Or, précise Petrov, leur loyauté au Kremlin et la méfiance mutuelle forme les bases du système Poutine. La seule chose qui peut mettre fin à ce qui semble devenir une guerre de clans est un message clair de la part de Poutine concernant son avenir après 2024.
Poutine: champion aux échecs
La dernière fois que différents clans d’application de la loi se sont affrontés aussi ouvertement en public, c’était en 2007, lors de la « guerre du Siloviki », éclatée justement quand l’avenir politique de Poutine s’est obscurci à la fin de son deuxième – et selon la constitution, dernier – mandat présidentiel. Finalement, Poutine a trouvé la parade : un roque ! Comme dans un jeu d’échecs, Poutine avait pris la place du Premier ministre tout en confiant la présidence à Dmitri Medvedev pendant quatre ans, avant de revenir, pour un troisième (mais pas consécutif !) mandat présidentiel en 2012. Pendant les cinq années qui lui reste, Poutine pourrait bien trouver un nouvelle manœuvre d’échecs, et rester après 2024. L’incertitude actuelle au sujet de ses intentions oblige en tout cas des centres de pouvoir rivaux à se positionner pour affirmer leur influence…
Depuis son arrivée au pouvoir, Vladimir Poutine avait développé un système corporatiste visant à créer un nouvel ordre sociopolitique, c’est-à-dire l’avènement d’une nouvelle élite politique et économique. Ses membres sont essentiellement des membres des Services avaient pris le pouvoir sur l’ensemble de l’État, tout en gardant la culture et les codes de leurs organismes d’origine.
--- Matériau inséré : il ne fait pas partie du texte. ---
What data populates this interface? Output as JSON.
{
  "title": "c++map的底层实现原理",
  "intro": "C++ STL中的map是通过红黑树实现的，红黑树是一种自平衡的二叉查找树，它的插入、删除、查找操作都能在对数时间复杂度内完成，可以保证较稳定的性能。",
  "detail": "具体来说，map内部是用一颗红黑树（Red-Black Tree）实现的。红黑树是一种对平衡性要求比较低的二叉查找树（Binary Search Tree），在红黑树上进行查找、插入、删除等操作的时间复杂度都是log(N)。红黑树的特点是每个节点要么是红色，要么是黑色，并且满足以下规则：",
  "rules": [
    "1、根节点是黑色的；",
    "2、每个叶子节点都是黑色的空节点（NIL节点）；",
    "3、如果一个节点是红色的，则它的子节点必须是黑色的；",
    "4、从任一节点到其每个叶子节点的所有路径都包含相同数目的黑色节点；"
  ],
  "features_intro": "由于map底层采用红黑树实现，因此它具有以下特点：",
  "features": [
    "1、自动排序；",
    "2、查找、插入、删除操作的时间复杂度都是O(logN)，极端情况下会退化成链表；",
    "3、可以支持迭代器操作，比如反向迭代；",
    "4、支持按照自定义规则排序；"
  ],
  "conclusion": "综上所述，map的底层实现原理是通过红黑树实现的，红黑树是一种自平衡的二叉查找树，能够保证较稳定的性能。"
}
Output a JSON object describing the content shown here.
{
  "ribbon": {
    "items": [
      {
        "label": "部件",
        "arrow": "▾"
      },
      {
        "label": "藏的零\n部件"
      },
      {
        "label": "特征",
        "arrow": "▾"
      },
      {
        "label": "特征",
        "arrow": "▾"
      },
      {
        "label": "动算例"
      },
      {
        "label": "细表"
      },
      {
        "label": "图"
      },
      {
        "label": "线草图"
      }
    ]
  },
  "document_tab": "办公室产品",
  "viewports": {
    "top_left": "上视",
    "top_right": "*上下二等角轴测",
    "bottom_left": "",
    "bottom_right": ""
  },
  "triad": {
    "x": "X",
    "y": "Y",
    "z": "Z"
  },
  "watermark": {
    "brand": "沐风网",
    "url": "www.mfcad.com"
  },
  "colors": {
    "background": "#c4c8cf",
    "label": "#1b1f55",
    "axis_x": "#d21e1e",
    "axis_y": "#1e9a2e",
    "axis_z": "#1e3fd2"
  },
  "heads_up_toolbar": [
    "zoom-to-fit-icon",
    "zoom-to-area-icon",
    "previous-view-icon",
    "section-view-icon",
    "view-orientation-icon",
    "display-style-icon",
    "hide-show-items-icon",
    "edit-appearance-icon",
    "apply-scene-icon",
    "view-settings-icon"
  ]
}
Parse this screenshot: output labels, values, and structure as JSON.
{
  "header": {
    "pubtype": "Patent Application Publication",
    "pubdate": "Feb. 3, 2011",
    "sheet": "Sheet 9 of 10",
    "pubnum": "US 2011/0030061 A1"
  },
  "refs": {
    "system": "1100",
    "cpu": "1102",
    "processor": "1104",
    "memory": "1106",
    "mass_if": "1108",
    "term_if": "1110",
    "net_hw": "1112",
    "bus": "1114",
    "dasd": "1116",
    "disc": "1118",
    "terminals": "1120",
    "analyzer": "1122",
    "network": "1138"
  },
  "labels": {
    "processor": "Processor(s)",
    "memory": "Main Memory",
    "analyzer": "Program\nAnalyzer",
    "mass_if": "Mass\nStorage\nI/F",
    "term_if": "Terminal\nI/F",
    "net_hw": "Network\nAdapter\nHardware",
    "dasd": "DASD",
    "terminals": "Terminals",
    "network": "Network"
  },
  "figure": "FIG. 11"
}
Cette « société dans la société » s’est emparée des principaux organismes gouvernementaux et les ressources – sécurité et renseignement, politique, économie, information, médias et finances – qui servent maintenant à promouvoir les intérêts des membres de cette nouvelle nomenclature. Petit à petit, ces gens ont évolué pour former une caste d’anciens des services. Leurs enfants et petits-enfants, qui constituent le siloviki actuel, vont jusqu’à se marier entre eux… Ils doivent certes beaucoup voire tout à Poutine. Mais comme le démontre l’affaire Muzraev, ce n’est pas une raison suffisante pour tout perdre après son départ.